Rachel Reeves was on Wednesday gambling tens of billions of pounds in higher taxes and borrowing in Labour’s Budget to ‘rebuild Britain’.
Less than four months into Government, the Chancellor was due to unveil her first Budget which has already sparked a huge debate over her tax, borrow and spend blueprint.
She was expected to be seeking a package of £40 billion of tax rises and some Whitehall departmental spending cuts.
She has also eased her debt fiscal rule which will allow her to borrow some £20 billion more.
The Chancellor argues that the drastic action is needed to fix what she claims is a £22 billion black hole in the public finances left by the Tories, which they deny, and then embark on a huge investment programme.
This would include billions for transport and other infrastructure projects, including the HS2 high speed rail line running to Euston, as well as pouring billions more into day-to-day running costs for the Government’s priorities such as the NHS and cutting waiting lists, currently at around 7.6 million, by millions within years.
“It falls to this Labour Party, this Labour government, to rebuild Britain once again,” the Chancellor was set to say in her Budget speech, the first from Labour in 14 years.
“The only way to drive economic growth is to invest, invest, invest,” she was due to argue.
“There are no shortcuts.
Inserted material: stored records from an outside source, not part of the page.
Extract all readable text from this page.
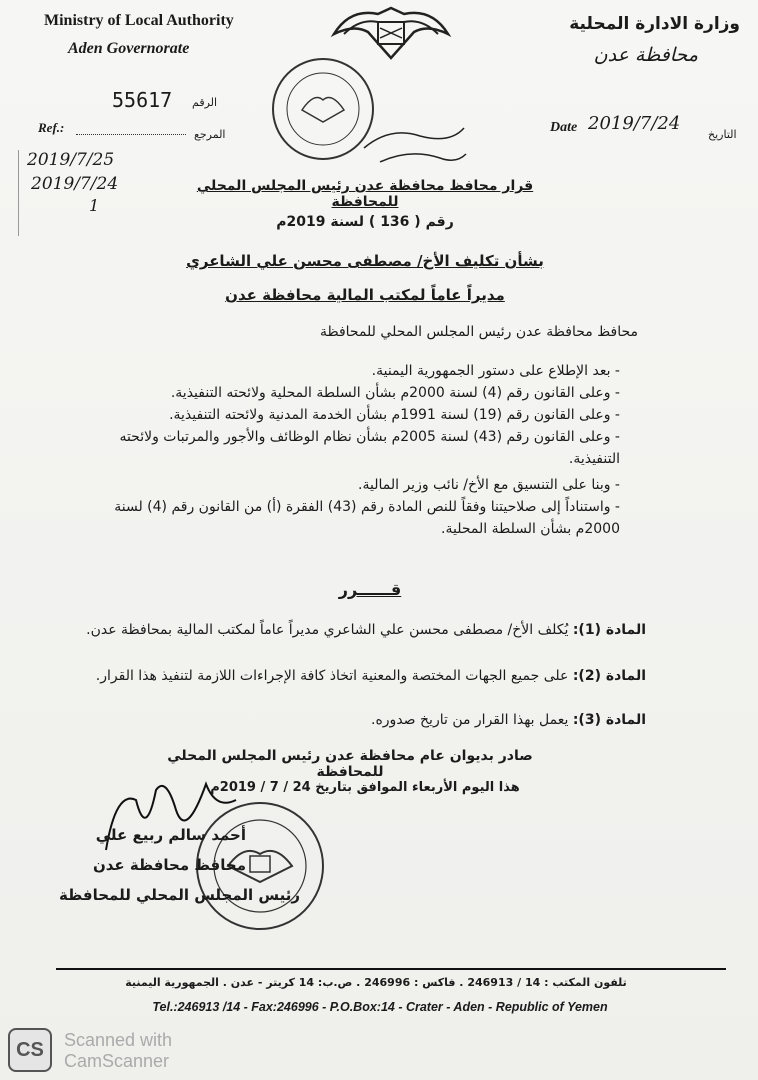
Ministry of Local Authority
Aden Governorate
وزارة الادارة المحلية
محافظة عدن
55617 الرقم
Ref.:	المرجع	Date 2019/7/24
التاريخ
2019/7/25
2019/7/24
1
قرار محافظ محافظة عدن رئيس المجلس المحلي للمحافظة
رقم ( 136 ) لسنة 2019م
بشأن تكليف الأخ/ مصطفى محسن علي الشاعري
مديراً عاماً لمكتب المالية محافظة عدن
محافظ محافظة عدن رئيس المجلس المحلي للمحافظة
- بعد الإطلاع على دستور الجمهورية اليمنية.
- وعلى القانون رقم (4) لسنة 2000م بشأن السلطة المحلية ولائحته التنفيذية.
- وعلى القانون رقم (19) لسنة 1991م بشأن الخدمة المدنية ولائحته التنفيذية.
- وعلى القانون رقم (43) لسنة 2005م بشأن نظام الوظائف والأجور والمرتبات ولائحته التنفيذية.
- وبنا على التنسيق مع الأخ/ نائب وزير المالية.
- واستناداً إلى صلاحيتنا وفقاً للنص المادة رقم (43) الفقرة (أ) من القانون رقم (4) لسنة 2000م بشأن السلطة المحلية.
قــــــرر
المادة (1): يُكلف الأخ/ مصطفى محسن علي الشاعري مديراً عاماً لمكتب المالية بمحافظة عدن.
المادة (2): على جميع الجهات المختصة والمعنية اتخاذ كافة الإجراءات اللازمة لتنفيذ هذا القرار.
المادة (3): يعمل بهذا القرار من تاريخ صدوره.
صادر بديوان عام محافظة عدن رئيس المجلس المحلي للمحافظة
هذا اليوم الأربعاء الموافق بتاريخ 24 / 7 / 2019م
أحمد سالم ربيع علي
محافظ محافظة عدن
رئيس المجلس المحلي للمحافظة
تلفون المكتب : 14 / 246913 . فاكس : 246996 . ص.ب: 14 كريتر - عدن . الجمهورية اليمنية
Tel.:246913 /14 - Fax:246996 - P.O.Box:14 - Crater - Aden - Republic of Yemen
CS	Scanned with
CamScanner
To deliver that investment we must restore economic stability.”
London, and the wider nation, has been braced for some hefty tax rises, with Sir Keir Starmer warning that “those with the broadest shoulders” would be expected to meet the heaviest burden.
Despite Labour making economic growth its No1 priority, businesses are set to be hit with a whopping increase in National Insurance for employers, with speculation that it could be a high as £20 billion, on top of a £5 billion to £7 billion bill to meet the cost of the higher the minimum wage, now known as the national living wage.
📢Some important background info for those reading the Chancellor’s budget tomorrow –
— Helen Miller (@HelenMiller_IFS) October 29, 2024
If she increases employer NICs, it will raise a lot less revenue than appears on the scorecard – i.e. the overall tax rise will be much smaller than first appears
This is because …
But Helen Miller, of the Institute for Fiscal Studies, tweeted: “If she increases employer NICs, it will raise a lot less revenue than appears on the scorecard – i.e. the overall tax rise will be much smaller than first appears.
“There’s speculation about a potential £20bn rise in employers NICs … but in reality, £20bn on the scorecard would mean something closer to half of that in the treasury coffers.
“The scorecard will not account for the fact that higher employer NICs MUST lower some other tax bases – e.g. lowering firms’ profits or workers’ wages.”
An overall tax hike of £40 billion, according to the IFS, would be equivalent to 1.25 per cent of economic output, surpassed in recent history only in 1993 by Conservative budget plans which raised taxes to shore up the public finances after a recession and currency crisis.
Ms Reeves has insisted that she will put “more pounds in people’s pockets”.
However, she was also expected to freeze the thresholds for paying income tax for another two years beyond 2027/28, raise capital gains tax, inheritance tax, and make changes to stamp duty and non-dom levies.
The City was awaiting the Budget with anticipation, and there were some signs of anxiety, but far from the scale of that after the disastrous “mini Budget” in autumn 2022 by Kwasi Kwarteng and Liz Truss.
The new Government promised voters it would cut long waiting lists, build more housing and improve schools.
Labour MPs say it is vital that the party delivers on its key election pledges.
But the Government has already been accused of breaking its manifesto promises on tax, which was to not increase the rate of income tax, National Insurance or VAT, which it has caveated as applying to “working people”.
The Conservatives have also continued to protest against the decision to limit the winter fuel allowance to all but the poorest pensioners.
Shadow work and pensions secretary Mel Stride stressed that a petition calling on the Government to think again has "over a quarter of a million signatures", adding "many" pensioners are going to "really, really struggle".
Polling firm Savanta said its measure of business optimism, like recent consumer confidence surveys, hit its lowest in October since Labour won power in July.
“Keir Starmer and Rachel Reeves will likely be concerned how quickly years of goodwill among businesses appears to have dissipated,” said Matt McGinn, a consultant at Savanta.